Open-sourced by Twitter and starting to see wide adoption for big data applications, Storm supports scalable realtime processing of data streams. You can use Storm to build a variety of realtime architectures, whether that's an analytics pipeline or driving a realtime dashboard integrating a variety of data sources. You can also now use Python - through the Jython implementation - to develop any desired deep integration with Storm, whether that's a custom bolt gluing together PyPI libraries or guaranteed exactly-once processing. Along with these code-rich examples, this talk will also show how Java can now directly use classes generated by Jython.
Storm supports distributed, scalable, and robust realtime processing of data streams. Open sourced by Twitter, it's beginning to see widespread use, especially since Storm complements Hadoop for batch processing. In addition, Yahoo recently released support for Storm to use the YARN resource manager, allowing Storm to share the same resource manager as Hadoop.
Using Python with Storm is a natural fit. Storm is a classic framework in that it does a lot of plumbing on your behalf, such as managing retries to ensure all tuples are processed or moving tuples around. This infrastructure, mostly written in Clojure but also with some Java, has very good performance. On the other hand, it's arguably the case that it's much easier to write spouts and bolts - the components of a Storm topology - in Python.

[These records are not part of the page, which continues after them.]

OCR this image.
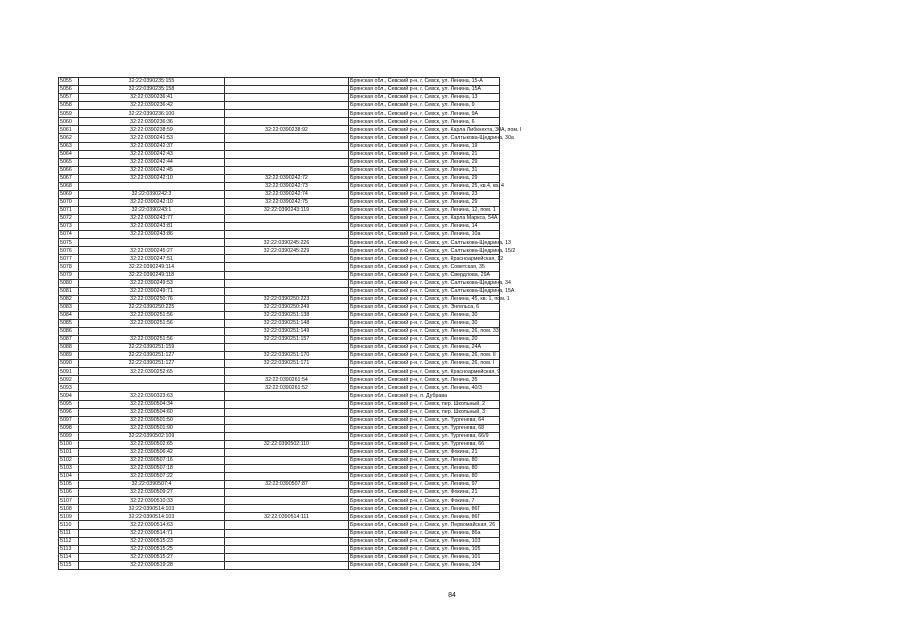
5055	32:22:0390235:155		Брянская обл., Севский р-н, г. Севск, ул. Ленина, 15-А
5056	32:22:0390235:158		Брянская обл., Севский р-н, г. Севск, ул. Ленина, 15А
5057	32:22:0390236:41		Брянская обл., Севский р-н, г. Севск, ул. Ленина, 13
5058	32:22:0390236:42		Брянская обл., Севский р-н, г. Севск, ул. Ленина, 9
5059	32:22:0390236:100		Брянская обл., Севский р-н, г. Севск, ул. Ленина, 9А
5060	32:22:0390236:36		Брянская обл., Севский р-н, г. Севск, ул. Ленина, 6
5061	32:22:0390238:59	32:22:0390238:92	Брянская обл., Севский р-н, г. Севск, ул. Карла Либкнехта, 30А, пом. I
5062	32:22:0390241:53		Брянская обл., Севский р-н, г. Севск, ул. Салтыкова-Щедрина, 30а
5063	32:22:0390242:37		Брянская обл., Севский р-н, г. Севск, ул. Ленина, 19
5064	32:22:0390242:43		Брянская обл., Севский р-н, г. Севск, ул. Ленина, 21
5065	32:22:0390242:44		Брянская обл., Севский р-н, г. Севск, ул. Ленина, 29
5066	32:22:0390242:45		Брянская обл., Севский р-н, г. Севск, ул. Ленина, 31
5067	32:22:0390242:10	32:22:0390242:72	Брянская обл., Севский р-н, г. Севск, ул. Ленина, 29
5068		32:22:0390242:73	Брянская обл., Севский р-н, г. Севск, ул. Ленина, 25, кв.4, кв. 4
5069	32:22:0390242:3	32:22:0390242:74	Брянская обл., Севский р-н, г. Севск, ул. Ленина, 23
5070	32:22:0390242:10	32:22:0390242:75	Брянская обл., Севский р-н, г. Севск, ул. Ленина, 29
5071	32:22:0390243:1	32:22:0390243:119	Брянская обл., Севский р-н, г. Севск, ул. Ленина, 12, пом. 1
5072	32:22:0390243:77		Брянская обл., Севский р-н, г. Севск, ул. Карла Маркса, 54А
5073	32:22:0390243:81		Брянская обл., Севский р-н, г. Севск, ул. Ленина, 14
5074	32:22:0390243:86		Брянская обл., Севский р-н, г. Севск, ул. Ленина, 10а
5075		32:22:0390245:226	Брянская обл., Севский р-н, г. Севск, ул. Салтыкова-Щедрина, 13
5076	32:22:0390245:27	32:22:0390245:229	Брянская обл., Севский р-н, г. Севск, ул. Салтыкова-Щедрина, 15/2
5077	32:22:0390247:51		Брянская обл., Севский р-н, г. Севск, ул. Красноармейская, 12
5078	32:22:0390249:114		Брянская обл., Севский р-н, г. Севск, ул. Советская, 35
5079	32:22:0390249:118		Брянская обл., Севский р-н, г. Севск, ул. Свердлова, 29А
5080	32:22:0390249:53		Брянская обл., Севский р-н, г. Севск, ул. Салтыкова-Щедрина, 34
5081	32:22:0390249:71		Брянская обл., Севский р-н, г. Севск, ул. Салтыкова-Щедрина, 15А
5082	32:22:0390250:76	32:22:0390250:223	Брянская обл., Севский р-н, г. Севск, ул. Ленина, 45, кв. 1, пом. 1
5083	32:22:0390250:225	32:22:0390250:249	Брянская обл., Севский р-н, г. Севск, ул. Энгельса, 6
5084	32:22:0390251:56	32:22:0390251:138	Брянская обл., Севский р-н, г. Севск, ул. Ленина, 30
5085	32:22:0390251:56	32:22:0390251:148	Брянская обл., Севский р-н, г. Севск, ул. Ленина, 30
5086		32:22:0390251:149	Брянская обл., Севский р-н, г. Севск, ул. Ленина, 26, пом. 33
5087	32:22:0390251:56	32:22:0390251:157	Брянская обл., Севский р-н, г. Севск, ул. Ленина, 20
5088	32:22:0390251:159		Брянская обл., Севский р-н, г. Севск, ул. Ленина, 24А
5089	32:22:0390251:127	32:22:0390251:170	Брянская обл., Севский р-н, г. Севск, ул. Ленина, 26, пом. II
5090	32:22:0390251:127	32:22:0390251:171	Брянская обл., Севский р-н, г. Севск, ул. Ленина, 26, пом. I
5091	32:22:0390252:65		Брянская обл., Севский р-н, г. Севск, ул. Красноармейская, 9
5092		32:22:0390261:54	Брянская обл., Севский р-н, г. Севск, ул. Ленина, 35
5093		32:22:0390261:52	Брянская обл., Севский р-н, г. Севск, ул. Ленина, 40/3
5094	32:22:0390323:63		Брянская обл., Севский р-н, п. Дубрава
5095	32:22:0390504:34		Брянская обл., Севский р-н, г. Севск, пер. Школьный, 2
5096	32:22:0390504:60		Брянская обл., Севский р-н, г. Севск, пер. Школьный, 3
5097	32:22:0390501:50		Брянская обл., Севский р-н, г. Севск, ул. Тургенева, 64
5098	32:22:0390501:90		Брянская обл., Севский р-н, г. Севск, ул. Тургенева, 68
5099	32:22:0390502:109		Брянская обл., Севский р-н, г. Севск, ул. Тургенева, 66/9
5100	32:22:0390502:65	32:22:0390502:110	Брянская обл., Севский р-н, г. Севск, ул. Тургенева, 66
5101	32:22:0390506:42		Брянская обл., Севский р-н, г. Севск, ул. Фокина, 21
5102	32:22:0390507:16		Брянская обл., Севский р-н, г. Севск, ул. Ленина, 80
5103	32:22:0390507:18		Брянская обл., Севский р-н, г. Севск, ул. Ленина, 80
5104	32:22:0390507:22		Брянская обл., Севский р-н, г. Севск, ул. Ленина, 80
5105	32:22:0390507:4	32:22:0390507:87	Брянская обл., Севский р-н, г. Севск, ул. Ленина, 97
5106	32:22:0390509:27		Брянская обл., Севский р-н, г. Севск, ул. Фокина, 21
5107	32:22:0390510:33		Брянская обл., Севский р-н, г. Севск, ул. Фокина, 7
5108	32:22:0390514:103		Брянская обл., Севский р-н, г. Севск, ул. Ленина, 86Г
5109	32:22:0390514:103	32:22:0390514:111	Брянская обл., Севский р-н, г. Севск, ул. Ленина, 86Г
5110	32:22:0390514:63		Брянская обл., Севский р-н, г. Севск, ул. Первомайская, 26
5111	32:22:0390514:71		Брянская обл., Севский р-н, г. Севск, ул. Ленина, 86а
5112	32:22:0390515:23		Брянская обл., Севский р-н, г. Севск, ул. Ленина, 103
5113	32:22:0390515:25		Брянская обл., Севский р-н, г. Севск, ул. Ленина, 105
5114	32:22:0390515:27		Брянская обл., Севский р-н, г. Севск, ул. Ленина, 101
5115	32:22:0390519:28		Брянская обл., Севский р-н, г. Севск, ул. Ленина, 104
84
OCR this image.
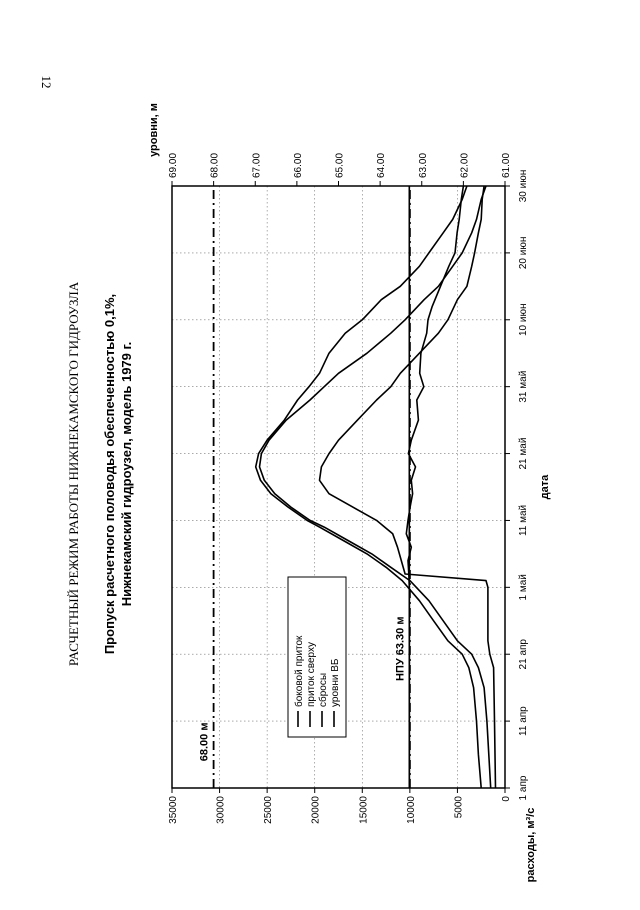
12
РАСЧЕТНЫЙ РЕЖИМ РАБОТЫ НИЖНЕКАМСКОГО ГИДРОУЗЛА Пропуск расчетного половодья обеспеченностью 0,1%, Нижнекамский гидроузел, модель 1979 г.
расходы, м³/с
дата
уровни, м
0
5000
10000
15000
20000
25000
30000
35000
1 апр
11 апр
21 апр
1 май
11 май
21 май
31 май
10 июн
20 июн
30 июн
61.00
62.00
63.00
64.00
65.00
66.00
67.00
68.00
69.00
68.00 м
НПУ 63.30 м
боковой приток приток сверху сбросы уровни ВБ
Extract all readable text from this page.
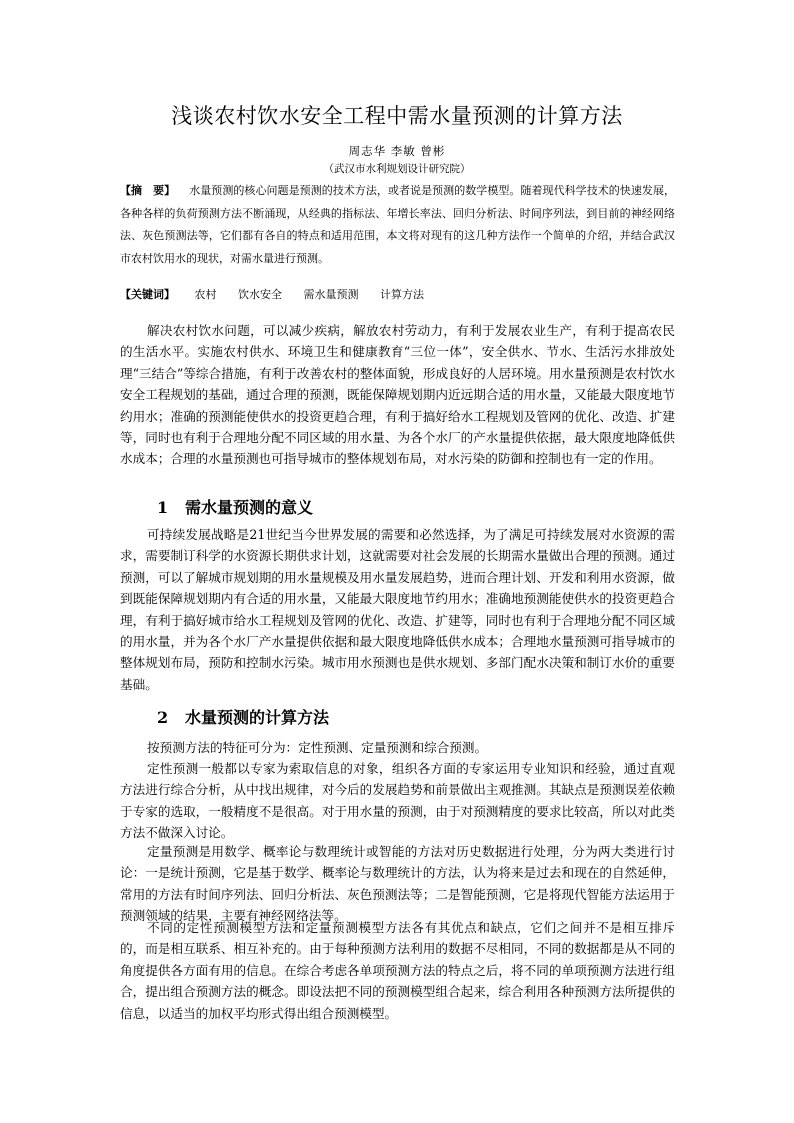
浅谈农村饮水安全工程中需水量预测的计算方法
周志华 李敏 曾彬
（武汉市水利规划设计研究院）
【摘　要】 水量预测的核心问题是预测的技术方法，或者说是预测的数学模型。随着现代科学技术的快速发展，各种各样的负荷预测方法不断涌现，从经典的指标法、年增长率法、回归分析法、时间序列法，到目前的神经网络法、灰色预测法等，它们都有各自的特点和适用范围，本文将对现有的这几种方法作一个简单的介绍，并结合武汉市农村饮用水的现状，对需水量进行预测。
【关键词】 农村 饮水安全 需水量预测 计算方法
解决农村饮水问题，可以减少疾病，解放农村劳动力，有利于发展农业生产，有利于提高农民的生活水平。实施农村供水、环境卫生和健康教育“三位一体”，安全供水、节水、生活污水排放处理“三结合”等综合措施，有利于改善农村的整体面貌，形成良好的人居环境。用水量预测是农村饮水安全工程规划的基础，通过合理的预测，既能保障规划期内近远期合适的用水量，又能最大限度地节约用水；准确的预测能使供水的投资更趋合理，有利于搞好给水工程规划及管网的优化、改造、扩建等，同时也有利于合理地分配不同区域的用水量、为各个水厂的产水量提供依据，最大限度地降低供水成本；合理的水量预测也可指导城市的整体规划布局，对水污染的防御和控制也有一定的作用。
1 需水量预测的意义
可持续发展战略是21世纪当今世界发展的需要和必然选择，为了满足可持续发展对水资源的需求，需要制订科学的水资源长期供求计划，这就需要对社会发展的长期需水量做出合理的预测。通过预测，可以了解城市规划期的用水量规模及用水量发展趋势，进而合理计划、开发和利用水资源，做到既能保障规划期内有合适的用水量，又能最大限度地节约用水；准确地预测能使供水的投资更趋合理，有利于搞好城市给水工程规划及管网的优化、改造、扩建等，同时也有利于合理地分配不同区域的用水量，并为各个水厂产水量提供依据和最大限度地降低供水成本；合理地水量预测可指导城市的整体规划布局，预防和控制水污染。城市用水预测也是供水规划、多部门配水决策和制订水价的重要基础。
2 水量预测的计算方法
按预测方法的特征可分为：定性预测、定量预测和综合预测。
定性预测一般都以专家为索取信息的对象，组织各方面的专家运用专业知识和经验，通过直观方法进行综合分析，从中找出规律，对今后的发展趋势和前景做出主观推测。其缺点是预测误差依赖于专家的选取，一般精度不是很高。对于用水量的预测，由于对预测精度的要求比较高，所以对此类方法不做深入讨论。
定量预测是用数学、概率论与数理统计或智能的方法对历史数据进行处理，分为两大类进行讨论：一是统计预测，它是基于数学、概率论与数理统计的方法，认为将来是过去和现在的自然延伸，常用的方法有时间序列法、回归分析法、灰色预测法等；二是智能预测，它是将现代智能方法运用于预测领域的结果，主要有神经网络法等。
不同的定性预测模型方法和定量预测模型方法各有其优点和缺点，它们之间并不是相互排斥的，而是相互联系、相互补充的。由于每种预测方法利用的数据不尽相同，不同的数据都是从不同的角度提供各方面有用的信息。在综合考虑各单项预测方法的特点之后，将不同的单项预测方法进行组合，提出组合预测方法的概念。即设法把不同的预测模型组合起来，综合利用各种预测方法所提供的信息，以适当的加权平均形式得出组合预测模型。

Python is an excellent language for writing "glue", and there also many high quality modules available in PyPI. The specific implementation of Python we will use is Jython, which is also used in such Hadoop projects as Pig and Cascading; Jython enables the necessary deep integration with Storm, going well beyond the capabilities of shell bolts and spouts.
This talk will provide a code-rich presentation of how you can use such integration, by looking at specific examples. In addition, this talk will also be of interest to any Jython developer, because it will present new and widely applicable techniques for supporting Java integration, especially in large distributed systems.